Executives from the Nanjing Automobile Corporation will meet community leaders to discuss plans for re-starting car production at the former MG Rover site at Longbridge.
The meeting at the end of the month is being organised by Birmingham City Council and will involve councillors and Northfield representatives. Judith Parry-Evans, of Regeneration South-West Birmingham, said the Chinese company wanted to talk to people affected by MG Rover's demise.
Nanjing said at the end of August it was seeking partners to build the TF sports car and develop the EU 1V at Longbridge. But the company wants to dismantle tooling and equipment for the Rover 75 and 25 models and ship it to China.
Ms Parry-Evans said: " Nanjing want to meet community leaders to convey their ambitions and plans."
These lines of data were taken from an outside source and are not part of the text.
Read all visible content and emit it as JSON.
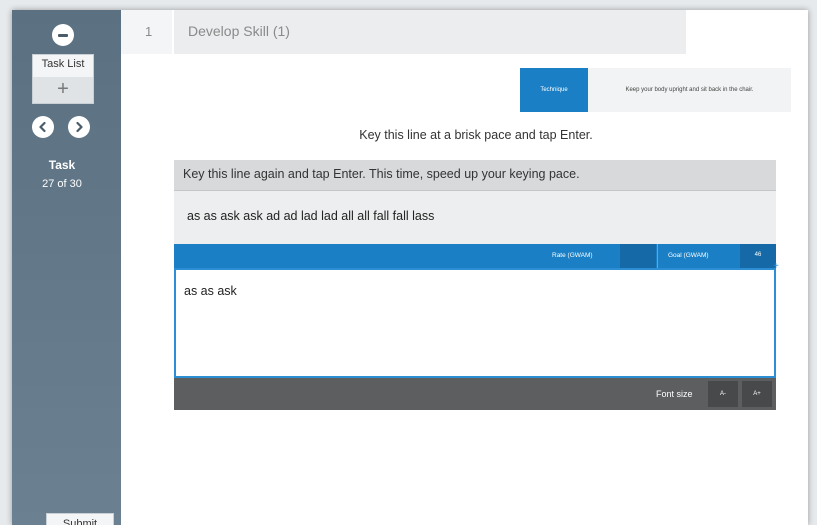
{
  "sidebar": {
    "collapse_icon": "minus-icon",
    "task_list_label": "Task List",
    "task_list_add_icon": "plus-icon",
    "add_symbol": "+",
    "prev_icon": "chevron-left-icon",
    "next_icon": "chevron-right-icon",
    "task_label": "Task",
    "task_count": "27 of 30",
    "submit_label": "Submit"
  },
  "header": {
    "step_number": "1",
    "title": "Develop Skill (1)"
  },
  "technique": {
    "label": "Technique",
    "tip": "Keep your body upright and sit back in the chair."
  },
  "instruction": "Key this line at a brisk pace and tap Enter.",
  "prompt": {
    "header_text": "Key this line again and tap Enter. This time, speed up your keying pace.",
    "source_line": "as as ask ask ad ad lad lad all all fall fall lass"
  },
  "stats": {
    "rate_label": "Rate (GWAM)",
    "rate_value": "",
    "goal_label": "Goal (GWAM)",
    "goal_value": "46"
  },
  "typing": {
    "value": "as as ask"
  },
  "font_controls": {
    "label": "Font size",
    "decrease": "A-",
    "increase": "A+"
  },
  "colors": {
    "accent": "#1a7fc5",
    "sidebar": "#5b7181",
    "font_bar": "#5c5e60"
  }
}
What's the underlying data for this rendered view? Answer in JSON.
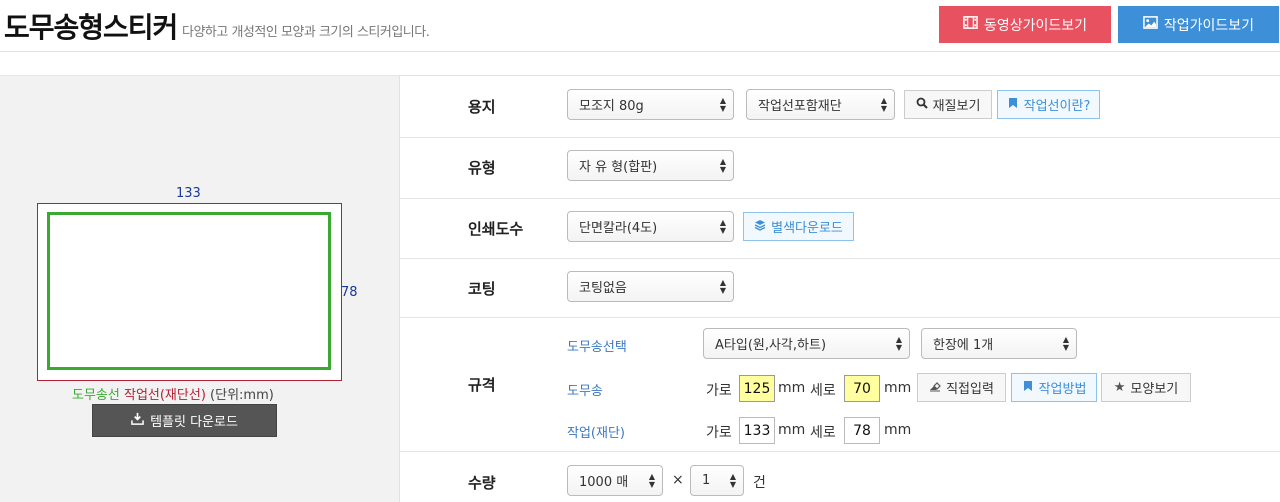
{
  "header": {
    "title": "도무송형스티커",
    "subtitle": "다양하고 개성적인 모양과 크기의 스티커입니다.",
    "video_guide_label": "동영상가이드보기",
    "work_guide_label": "작업가이드보기",
    "video_color": "#e8515f",
    "guide_color": "#3d8fd7"
  },
  "preview": {
    "width_value": "133",
    "height_value": "78",
    "legend_die": "도무송선",
    "legend_cut": "작업선(재단선)",
    "legend_unit": "(단위:mm)",
    "template_download_label": "템플릿 다운로드",
    "die_line_color": "#3aa932",
    "cut_line_color": "#b22234"
  },
  "options": {
    "paper": {
      "label": "용지",
      "paper_select": "모조지 80g",
      "cut_select": "작업선포함재단",
      "material_button": "재질보기",
      "workline_button": "작업선이란?"
    },
    "type": {
      "label": "유형",
      "type_select": "자 유 형(합판)"
    },
    "print_colors": {
      "label": "인쇄도수",
      "color_select": "단면칼라(4도)",
      "spot_download_button": "별색다운로드"
    },
    "coating": {
      "label": "코팅",
      "coating_select": "코팅없음"
    },
    "size": {
      "label": "규격",
      "die_select_label": "도무송선택",
      "die_select": "A타입(원,사각,하트)",
      "per_sheet_select": "한장에 1개",
      "die_label": "도무송",
      "width_label": "가로",
      "die_width": "125",
      "height_label": "세로",
      "die_height": "70",
      "unit": "mm",
      "direct_input_button": "직접입력",
      "work_method_button": "작업방법",
      "shape_view_button": "모양보기",
      "work_label": "작업(재단)",
      "work_width": "133",
      "work_height": "78"
    },
    "quantity": {
      "label": "수량",
      "qty_select": "1000 매",
      "times": "×",
      "count_select": "1",
      "count_unit": "건"
    }
  }
}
She said in the three meetings so far with Nanjing the council had underlined a keenness to work to produce an outcome "to the benefit of south-west Birmingham and further afield."
Northfield councillor Randall Brew hit out at "insensitive" media coverage which he believed caused false rumours and could damage relations.
Coun Brew (Con) added: "There was always going to be ill-feeling following the closure of MG Rover. The spirit of the Austin died that day. Nanjing bought the company in an open market and we have to work with them."
Male unemployment in Northfield is 12.3 per cent, up from 7.8 per cent in February.
Former MG Rover workers seeking financial advice from the city council are in debt an average £9,500. Three-quarters of businesses within a quarter of a mile of the plant have reported a fall in turnover.